In fact I’ve visited the vineyard cafe a number of times, sometimes for coffee and cakes, occasionally for the grazing boards and various other culinary treats, though in practice you can eat there more or less dawn to dusk (see menus here) in the style of proper brasseries – here winemaking substituting for a brewery.   In practice, the drinks menu is very attractive, including not just wines but also beers, good strong coffees, various interesting juices and “posh squash” to tempt every palate.

I’d have to say the food is pretty decent at any time, too.  Not perfect but not at all bad, certainly worth a second and third visit, and it demonstrates perfectly the attention to detail I mentioned above.  Even more to the point, they take the time and trouble to source quality local ingredients – excepting the Orkney sirloin advertised on the evening menu, Orkney being nowhere remotely near Essex and certainly not the closest location to source fine aged steak!  They also cook fresh in their own kitchen, which as regular readers will know is a marker for earning respect in my books; more to the point it is the minimum standard everyone should be demanding of every eatery!

On this occasion a lightish lunch began with cream of white onion soup, which delivered not one but two separate textures and flavours: above it delivered the top notes of exquisitely creamy onion laced with extra virgin, while lurking in the depths like a metaphorical iceberg was the weightier spoonful of what I guessed to be pearl barley or similar grain.  For my companion’s liking the barley was a tad heavy, though the onion soup itself won huge admiration from both.  However, another black mark for the fact that no butter was provided with the dry bread accompanying our soup, and when requested the butter was fridge-cold.
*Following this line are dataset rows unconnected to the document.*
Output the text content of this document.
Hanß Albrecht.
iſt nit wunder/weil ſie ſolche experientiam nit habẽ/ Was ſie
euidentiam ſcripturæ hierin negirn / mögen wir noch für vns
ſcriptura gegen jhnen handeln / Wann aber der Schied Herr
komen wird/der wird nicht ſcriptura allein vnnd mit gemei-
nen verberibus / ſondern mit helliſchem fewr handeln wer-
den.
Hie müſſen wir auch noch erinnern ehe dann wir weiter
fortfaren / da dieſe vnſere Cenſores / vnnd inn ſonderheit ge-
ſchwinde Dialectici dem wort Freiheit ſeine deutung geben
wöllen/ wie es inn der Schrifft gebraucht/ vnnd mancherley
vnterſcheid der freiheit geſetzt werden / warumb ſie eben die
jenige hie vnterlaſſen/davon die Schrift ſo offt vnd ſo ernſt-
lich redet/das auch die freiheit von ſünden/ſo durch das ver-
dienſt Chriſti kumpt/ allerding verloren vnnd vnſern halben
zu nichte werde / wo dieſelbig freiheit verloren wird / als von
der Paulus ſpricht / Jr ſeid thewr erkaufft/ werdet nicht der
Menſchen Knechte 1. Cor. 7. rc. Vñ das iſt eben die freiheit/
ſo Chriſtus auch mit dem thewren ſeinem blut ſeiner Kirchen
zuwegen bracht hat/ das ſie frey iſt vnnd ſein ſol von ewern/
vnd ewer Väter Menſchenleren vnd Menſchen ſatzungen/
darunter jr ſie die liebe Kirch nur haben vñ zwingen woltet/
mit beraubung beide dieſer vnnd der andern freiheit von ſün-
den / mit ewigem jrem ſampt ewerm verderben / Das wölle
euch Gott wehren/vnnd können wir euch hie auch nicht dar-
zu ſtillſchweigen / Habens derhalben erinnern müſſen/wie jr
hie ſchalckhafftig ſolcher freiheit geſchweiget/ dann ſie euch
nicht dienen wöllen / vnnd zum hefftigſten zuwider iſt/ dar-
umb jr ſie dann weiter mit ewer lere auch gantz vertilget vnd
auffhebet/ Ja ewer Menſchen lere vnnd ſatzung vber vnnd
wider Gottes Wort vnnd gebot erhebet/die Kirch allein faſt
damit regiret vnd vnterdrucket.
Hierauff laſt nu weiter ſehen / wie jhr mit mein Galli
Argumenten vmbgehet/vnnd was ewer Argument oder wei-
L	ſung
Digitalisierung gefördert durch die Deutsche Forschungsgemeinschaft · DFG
For mains we both went for the beef burgers, which is pretty odd.  Time was I wouldn’t have touched a burger with a barge pole, but these days you can get some really fine meat well-cooked in patty format.  Having experimented myself, I know the results can be delectable, confirmed by a recent trip to the excellent Honest Burgers in London.

At first sight, this was a great-looking steak burger, encased with bacon, melted cheddar, sweet onions and lettuce in the perfect brioche, good chips (I’m not fond of calling them “fries”) on the side.  And so it was pretty good too, with a couple of minor gripes.  The first was that the excellent bacon came with rind on, which is fine on a plate where you can cut it off, but within a burger proved chewy and indigestible; secondly, I wish we had been given a chance to have the burger cooked to order, for I would have chosen medium-rare, much as Honest Burgers cooked theirs.  This version was great quality but overdone, consequently dry and lacking the succulence to match the flavour.  A shame but hopefully this will soon be corrected – though I was mollified by the fact that the mayo we requested was the real deal, home made from fresh eggs and a proper deep yolky yellow in colour rather than the insipid white offered by the bottled varieties.

So a few minor points aside, there is much to be said for the West Street Vineyard, and I for one am looking forward to a touch of Sunday Jazz brunch when I can find someone to accompany me.  Actually, scrub that – I need a driver first so I can sample a few of the wines. Any volunteers?